Mi piacerebbe, adesso, lasciare che le cose trascorse si posino tranquille sul loro tempo, finalmente, adagiandosi in pace come una nevicata leggera. 
Sono già passata al mercato delle ragioni, ma le avevano finite – i torti, invece, restano sempre in magazzino – e ora non m’importa di sapere che fa sull’autobus, e se saluta; ché nel mio fango mi sono rivoltata tante volte, e so cosa fa la vergogna e l’imbarazzo e la poltiglia di sentimenti andati a male.
Potrei divertirmi a profanare i morti e trascinarli per il campo; farmi prestare qualche spada – c’è chi ne tiene a bizzeffe – e squartare un ricordo fino alle ossa, finché non si riconosca nemmeno più; così, quando l’avrò sfigurato, potrò raccontare la mia verità, qualunque verità, e voi mi crederete.
Eppure, io sento (lo so) che ogni pugnalata me la darei fra le costole – le mie, costole; ché uccidere il passato è tagliar via un po’ di se stessi. 

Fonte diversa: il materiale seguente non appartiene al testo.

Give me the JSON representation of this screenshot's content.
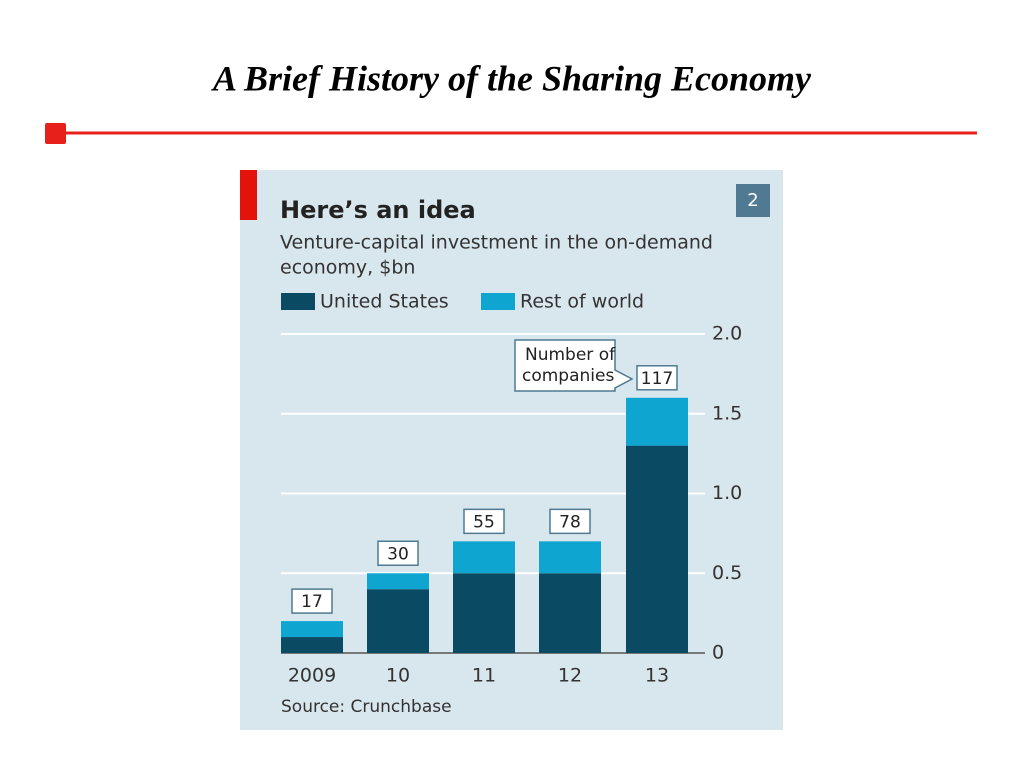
{
  "slide_title": "A Brief History of the Sharing Economy",
  "chart_data": {
    "type": "stacked_bar",
    "badge": "2",
    "title": "Here’s an idea",
    "subtitle": [
      "Venture-capital investment in the on-demand",
      "economy, $bn"
    ],
    "categories": [
      "2009",
      "10",
      "11",
      "12",
      "13"
    ],
    "series": [
      {
        "name": "United States",
        "color": "#0b4a63",
        "values": [
          0.1,
          0.4,
          0.5,
          0.5,
          1.3
        ]
      },
      {
        "name": "Rest of world",
        "color": "#0ea5d1",
        "values": [
          0.1,
          0.1,
          0.2,
          0.2,
          0.3
        ]
      }
    ],
    "annotation": [
      "Number of",
      "companies"
    ],
    "companies": [
      17,
      30,
      55,
      78,
      117
    ],
    "ylim": [
      0,
      2
    ],
    "yticks": [
      0,
      0.5,
      {
        "value": 1,
        "label": "1.0"
      },
      1.5,
      {
        "value": 2,
        "label": "2.0"
      }
    ],
    "grid": true,
    "source": "Source: Crunchbase"
  }
}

Non mi va di rinnegare; in quegli anni – uno, due forse – mi sono crogiolata ed esaltata divertita sentita stupida e importante e tormentata e comunque ci ho vissuto – dici bene tu, come di un innamoramento; il prezzo l’ho pagato – ogni tanto arriva ancora qualche rata di mancanza – e non voglio domandarmi se ne sia valsa la pena (i conti della vita non puoi farli che alla fine); tanto è stato, e così sia.  
Vorrei, soltanto, che restasse un buon ricordo; così se un giorno, forse, poi, ci rincontreremo, non avremo più bisogno di scappare.